A further limiting factor is that the analysis of the observations and interviews was conducted by a single researcher. For thematic analyses, it is generally recommended to employ parallel coding of multiple researchers to increase the themes’ reliability [
37]. It has been argued, though, that the thorough effort of a single, experienced researcher may still lead to a good result [
41]. Furthermore, given the tight project budget and the considerable number of observations and interviews, this was not an option for us.
As mentioned in
Section 2, many studies in learning language do not take into account the novelty effect. While our study did last longer than some of the studies from
Section 2, we did not explicitly work on mitigating the novelty effect. It could be that children in the day-care centers from the study would have also grown weary of the robot. A longer study would be need to be run to know if this was the case or not.
Finally, it is a weakness of the study that the effect of the developed solution on the children’s parents could not have been sufficiently studied. Given the situation with the COVID-19 pandemic, we were satisfied to have completed the trials with meaningful results.
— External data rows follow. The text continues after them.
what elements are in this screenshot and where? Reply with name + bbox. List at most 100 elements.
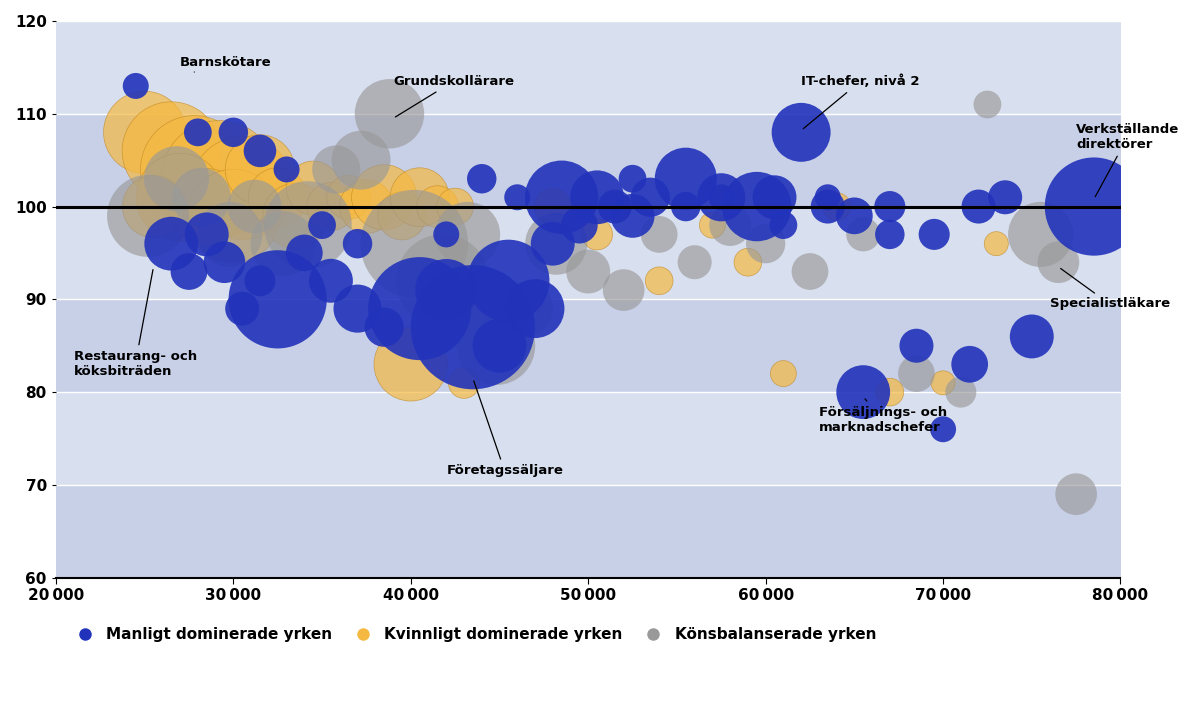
Point	[720, 219, 739, 231]
Point	[162, 146, 181, 157]
Point	[352, 155, 371, 166]
Point	[605, 201, 624, 212]
Point	[312, 219, 331, 231]
Point	[552, 192, 571, 203]
Point	[952, 387, 971, 398]
Point	[268, 294, 287, 305]
Point	[410, 303, 430, 314]
Point	[223, 210, 242, 221]
Point	[907, 368, 926, 379]
Point	[472, 173, 491, 184]
Point	[445, 201, 464, 212]
Point	[881, 387, 900, 398]
Point	[251, 275, 270, 286]
Point	[588, 192, 607, 203]
Point	[348, 303, 367, 314]
Point	[986, 238, 1006, 250]
Point	[233, 303, 252, 314]
Point	[392, 210, 412, 221]
Point	[800, 266, 820, 277]
Point	[924, 228, 943, 240]
Point	[245, 201, 264, 212]
Point	[274, 238, 293, 250]
Point	[179, 266, 198, 277]
Point	[996, 192, 1015, 203]
Point	[437, 228, 456, 240]
Point	[486, 340, 505, 352]
Point	[1085, 201, 1104, 212]
Text: Försäljnings- och
marknadschefer: Försäljnings- och marknadschefer	[818, 399, 947, 434]
Point	[614, 285, 634, 296]
Point	[978, 99, 997, 110]
Point	[516, 303, 535, 314]
Point	[223, 127, 242, 138]
Text: Verkställande
direktörer: Verkställande direktörer	[1076, 123, 1180, 197]
Point	[136, 127, 155, 138]
Point	[526, 303, 545, 314]
Point	[649, 228, 668, 240]
Text: Restaurang- och
köksbiträden: Restaurang- och köksbiträden	[73, 269, 197, 378]
Point	[356, 201, 376, 212]
Text: Specialistläkare: Specialistläkare	[1050, 269, 1170, 311]
Point	[197, 228, 216, 240]
Point	[774, 219, 793, 231]
Legend: Manligt dominerade yrken, Kvinnligt dominerade yrken, Könsbalanserade yrken: Manligt dominerade yrken, Kvinnligt domi…	[64, 621, 882, 648]
Point	[188, 127, 208, 138]
Point	[340, 192, 359, 203]
Point	[192, 192, 211, 203]
Point	[299, 219, 318, 231]
Point	[934, 424, 953, 435]
Bar	[56, 21, 1121, 114]
Point	[197, 201, 216, 212]
Point	[380, 108, 400, 120]
Point	[322, 275, 341, 286]
Point	[404, 238, 424, 250]
Point	[934, 378, 953, 389]
Point	[774, 368, 793, 379]
Point	[170, 192, 190, 203]
Point	[463, 321, 482, 333]
Point	[792, 127, 811, 138]
Point	[268, 192, 287, 203]
Text: Grundskollärare: Grundskollärare	[394, 75, 514, 117]
Point	[326, 164, 346, 175]
Text: Företagssäljare: Företagssäljare	[446, 381, 563, 477]
Point	[251, 164, 270, 175]
Point	[1022, 331, 1042, 342]
Point	[827, 201, 846, 212]
Point	[215, 257, 234, 268]
Point	[490, 340, 509, 352]
Point	[401, 359, 420, 370]
Point	[437, 285, 456, 296]
Point	[756, 238, 775, 250]
Point	[126, 80, 145, 91]
Point	[853, 387, 872, 398]
Point	[458, 228, 478, 240]
Point	[295, 247, 314, 259]
Point	[764, 192, 784, 203]
Point	[712, 192, 731, 203]
Text: Barnskötare: Barnskötare	[180, 56, 271, 72]
Point	[623, 173, 642, 184]
Point	[138, 210, 157, 221]
Point	[410, 192, 430, 203]
Point	[968, 201, 988, 212]
Point	[210, 173, 229, 184]
Point	[427, 201, 446, 212]
Point	[748, 201, 767, 212]
Point	[167, 173, 186, 184]
Point	[960, 359, 979, 370]
Point	[304, 182, 323, 193]
Point	[853, 228, 872, 240]
Point	[738, 257, 757, 268]
Point	[433, 275, 452, 286]
Point	[162, 238, 181, 250]
Point	[322, 201, 341, 212]
Point	[374, 321, 394, 333]
Point	[547, 238, 566, 250]
Point	[233, 182, 252, 193]
Text: IT-chefer, nivå 2: IT-chefer, nivå 2	[802, 75, 919, 129]
Point	[907, 340, 926, 352]
Bar	[56, 392, 1121, 485]
Point	[144, 201, 163, 212]
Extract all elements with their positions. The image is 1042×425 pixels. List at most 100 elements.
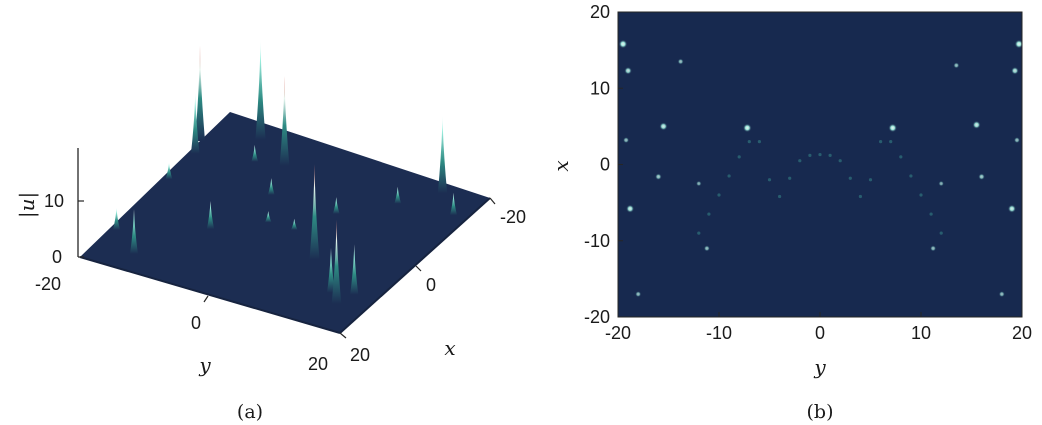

It has been difficult and time-consuming to come in contact with and consistently involve this important target group in the trials over time.
8. Conclusions
In this case study, we described how social robots can be used to strengthen children’s training of a foreign language in day-care centers. Language Shower was transformed into a mobile app with the option for additional enhancement with a humanoid robot to lead lectures. The solution was tested in two major trials over the duration of multiple weeks in several day-care centers in the Grorud district in Oslo municipality in Norway.
Our measurements indicated a substantial positive impact by using the social robot as compared to the same course without a robot. Our observations in situ and interviews with day-care center staff at the same time disclosed a number of challenges with the educational concept, as well as the underlying technology. Ultimately, the combination of these issues led to the district not continuing the use of Language Shower with the robot.
Future efforts of working with incorporating a robot with language learning must consider ASR. ASR needs to be improved and be made more flexible and robust. Other areas to explore should be recognizing and handling simultaneous answers, which is linked to multiple-speaker detection.
Our study met several diverse, intricate issues spanning from obstacles imposed by the COVID-19 pandemic to technical issues with the robot and ASR. Issues with imperfect or failing technology play an important role in adopting new technology, and this (along with other factors) led to discontinuation in our case. Using social robots, our study showed us that synchronization issues and problems with ASR must be improved before performing new trials with a similar setup in other settings. To address other intricate issues, such as the attitudes of the staff, the behavior of the children, and the impact of the COVID-19 pandemic, the research design must take into account such obstacles, so that the negative effects can be mitigated as much as possible. Beyond technology, good cooperation with the staff of the day-care centers and the district leadership is important to ensure a project’s success. Despite the obstacles we encountered during the study, we still are convinced that there is a role for social robots in language learning in day-care centers and that this should be investigated further. The positive learning outcome measured from our sample supports this view.